В общем, к вящей радости пацифистов, мир оказался безоружным – не считать же оружием хранящиеся в музеях и частных коллекциях старинные мечи и алебарды, а также не более многочисленные новоделы?
Хотя кое-кто уже начал воспринимать эту мысль всерьез.
А пока мирные жители, ругаясь и приводя в порядок запущенные жилища, тихо радовались сквозь слезы, а наиболее завзятые вояки скрежетали зубами в бессильной ярости – не из чего было даже застрелиться!
Но и среди них самоубийств состоялось не так уж много: муравейник оружия покончил с собой, ему больше не было больно стрелять, и Человечество, само того не сознавая, вздохнуло свободно – аура тотального суицида гигантского стального организма отныне не давила на психику людей.
Застрелиться, одолжив у соседа чудом сохранившуюся "вертикалку"?
Шутите?
Шестое тысячелетие стояло на пороге.
Жизнь понемногу налаживалась. Отплакали свое родственники погибших, постепенно заработал транспорт, завертелись турбины электростанций, потекли по трубам вода и нечистоты... Люди оправлялись от шока, мало-помалу привыкая жить в новом, безоружном мире, и только все еще качали головами ученые: те, кто безуспешно пытался найти разгадку природы феномена, и те, кто на закрытых совещаниях никак не мог понять, почему после самовзрыва секретной лаборатории "Масуда" (частично финансируемой правительством и расположенной в предместьях Дурбана) полстолицы не лежит в развалинах? Ведь оружие под кодовым названием "Аз-Зайда" – "Неукротимая", которое там разрабатывалось, было настоящим "оружием массового поражения", не то что какие-то там установки залпового огня и кассетные бомбы! И – ничего! Средних размеров воронка, поглотившая тем не менее все результаты девятилетней работы, – и полное отсутствие следов заражения вокруг!

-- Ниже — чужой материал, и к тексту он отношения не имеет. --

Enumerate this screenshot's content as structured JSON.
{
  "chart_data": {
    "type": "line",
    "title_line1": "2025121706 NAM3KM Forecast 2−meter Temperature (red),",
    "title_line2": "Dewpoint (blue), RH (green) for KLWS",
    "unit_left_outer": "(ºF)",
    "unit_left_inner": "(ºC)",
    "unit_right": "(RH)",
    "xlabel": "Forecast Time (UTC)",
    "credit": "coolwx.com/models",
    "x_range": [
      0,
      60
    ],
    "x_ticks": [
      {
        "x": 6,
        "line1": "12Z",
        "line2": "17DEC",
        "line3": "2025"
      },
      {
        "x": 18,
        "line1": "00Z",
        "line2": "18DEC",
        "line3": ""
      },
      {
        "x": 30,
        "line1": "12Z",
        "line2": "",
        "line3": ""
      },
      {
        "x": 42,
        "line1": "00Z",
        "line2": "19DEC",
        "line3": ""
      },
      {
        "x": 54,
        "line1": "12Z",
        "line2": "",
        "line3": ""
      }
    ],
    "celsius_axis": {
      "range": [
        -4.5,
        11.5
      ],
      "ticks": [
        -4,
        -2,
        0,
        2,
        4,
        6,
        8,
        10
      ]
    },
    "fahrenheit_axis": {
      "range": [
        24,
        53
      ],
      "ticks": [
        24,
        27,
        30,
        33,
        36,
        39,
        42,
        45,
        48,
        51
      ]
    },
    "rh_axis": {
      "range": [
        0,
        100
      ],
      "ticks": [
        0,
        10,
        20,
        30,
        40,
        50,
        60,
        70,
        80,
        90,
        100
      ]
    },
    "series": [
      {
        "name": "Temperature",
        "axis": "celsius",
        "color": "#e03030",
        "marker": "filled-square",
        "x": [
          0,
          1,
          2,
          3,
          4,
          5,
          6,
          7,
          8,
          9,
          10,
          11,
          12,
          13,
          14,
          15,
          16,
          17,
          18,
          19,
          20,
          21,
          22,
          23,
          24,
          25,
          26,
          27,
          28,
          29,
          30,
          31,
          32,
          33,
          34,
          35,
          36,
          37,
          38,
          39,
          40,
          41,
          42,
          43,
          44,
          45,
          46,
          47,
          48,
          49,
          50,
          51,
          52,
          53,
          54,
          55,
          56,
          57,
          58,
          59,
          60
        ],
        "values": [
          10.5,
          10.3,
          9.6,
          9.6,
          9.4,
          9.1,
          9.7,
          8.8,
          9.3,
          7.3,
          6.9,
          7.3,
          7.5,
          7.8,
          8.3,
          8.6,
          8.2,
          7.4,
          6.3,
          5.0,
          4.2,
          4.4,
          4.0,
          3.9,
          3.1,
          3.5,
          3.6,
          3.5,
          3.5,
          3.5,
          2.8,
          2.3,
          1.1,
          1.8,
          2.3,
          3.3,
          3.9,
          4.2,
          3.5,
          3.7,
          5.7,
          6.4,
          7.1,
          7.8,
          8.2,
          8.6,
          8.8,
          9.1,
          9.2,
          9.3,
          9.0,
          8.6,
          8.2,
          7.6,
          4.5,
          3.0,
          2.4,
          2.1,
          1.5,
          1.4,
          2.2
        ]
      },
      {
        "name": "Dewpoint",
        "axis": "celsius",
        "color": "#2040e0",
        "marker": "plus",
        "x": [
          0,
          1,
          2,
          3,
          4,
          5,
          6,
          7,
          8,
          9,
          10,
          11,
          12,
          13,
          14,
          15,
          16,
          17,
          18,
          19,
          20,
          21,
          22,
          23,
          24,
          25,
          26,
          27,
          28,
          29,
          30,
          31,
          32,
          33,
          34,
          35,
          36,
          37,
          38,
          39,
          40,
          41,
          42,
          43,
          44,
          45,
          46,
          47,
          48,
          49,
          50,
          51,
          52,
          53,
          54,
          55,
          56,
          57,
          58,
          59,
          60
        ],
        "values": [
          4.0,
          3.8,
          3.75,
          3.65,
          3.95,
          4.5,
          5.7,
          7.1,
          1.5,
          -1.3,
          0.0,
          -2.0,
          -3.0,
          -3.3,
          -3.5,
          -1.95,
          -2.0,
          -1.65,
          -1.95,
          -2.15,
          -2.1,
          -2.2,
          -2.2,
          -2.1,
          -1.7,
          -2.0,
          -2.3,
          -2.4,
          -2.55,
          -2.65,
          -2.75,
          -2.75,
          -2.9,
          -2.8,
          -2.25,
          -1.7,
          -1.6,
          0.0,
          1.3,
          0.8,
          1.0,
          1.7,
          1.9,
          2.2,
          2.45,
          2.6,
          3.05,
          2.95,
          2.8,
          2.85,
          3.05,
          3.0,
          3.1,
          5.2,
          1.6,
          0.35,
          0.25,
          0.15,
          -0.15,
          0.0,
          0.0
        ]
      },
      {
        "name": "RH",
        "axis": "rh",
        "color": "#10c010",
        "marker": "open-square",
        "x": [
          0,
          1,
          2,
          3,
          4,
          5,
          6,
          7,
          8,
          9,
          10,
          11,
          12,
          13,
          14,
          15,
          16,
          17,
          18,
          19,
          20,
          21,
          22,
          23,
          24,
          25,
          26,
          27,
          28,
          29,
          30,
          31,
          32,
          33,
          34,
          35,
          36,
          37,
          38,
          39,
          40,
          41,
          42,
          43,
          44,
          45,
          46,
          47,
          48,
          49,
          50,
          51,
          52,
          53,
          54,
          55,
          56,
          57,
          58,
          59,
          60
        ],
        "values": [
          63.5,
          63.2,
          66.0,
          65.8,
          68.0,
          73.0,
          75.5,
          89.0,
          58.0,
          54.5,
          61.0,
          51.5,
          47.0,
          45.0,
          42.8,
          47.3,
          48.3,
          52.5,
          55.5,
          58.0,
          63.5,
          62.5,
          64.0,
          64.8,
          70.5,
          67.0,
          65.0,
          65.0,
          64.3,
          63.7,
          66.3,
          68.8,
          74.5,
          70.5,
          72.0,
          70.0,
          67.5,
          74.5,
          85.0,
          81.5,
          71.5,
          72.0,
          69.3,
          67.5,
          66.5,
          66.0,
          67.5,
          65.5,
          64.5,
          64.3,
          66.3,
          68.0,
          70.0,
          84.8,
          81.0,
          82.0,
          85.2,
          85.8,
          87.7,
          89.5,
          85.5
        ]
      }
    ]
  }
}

Естественно, проект "Аз-Зайда" был свернут; да и самой корпорации "Масуд" больше не существовало.
Ошарашенный мир подвис в шатком, недоуменном равновесии – и продолжал висеть в нем дольше, чем предполагалось скептиками. Видно, психологический шок не прошел для людей даром. Что-то надломилось в гордом сознании "Венца Творения", и люди никак не решались сделать следующий шаг.
Вернее, повторить уже некогда сделанный.
Шестое тысячелетие стояло на пороге и подкидывало монетку на ладони.
Орел?
Решка?
Ребро?
...Похороны выглядели более чем скромными. Никого из родственников не было – то ли не осталось их, то ли не сумели отыскать и оповестить, – так что в последний путь Ниру и ее прабабушку провожали лишь те, кто видел финальные минуты старого мира, совпавшие с последними минутами этих двоих: девочки и старухи.
Да и то – не все.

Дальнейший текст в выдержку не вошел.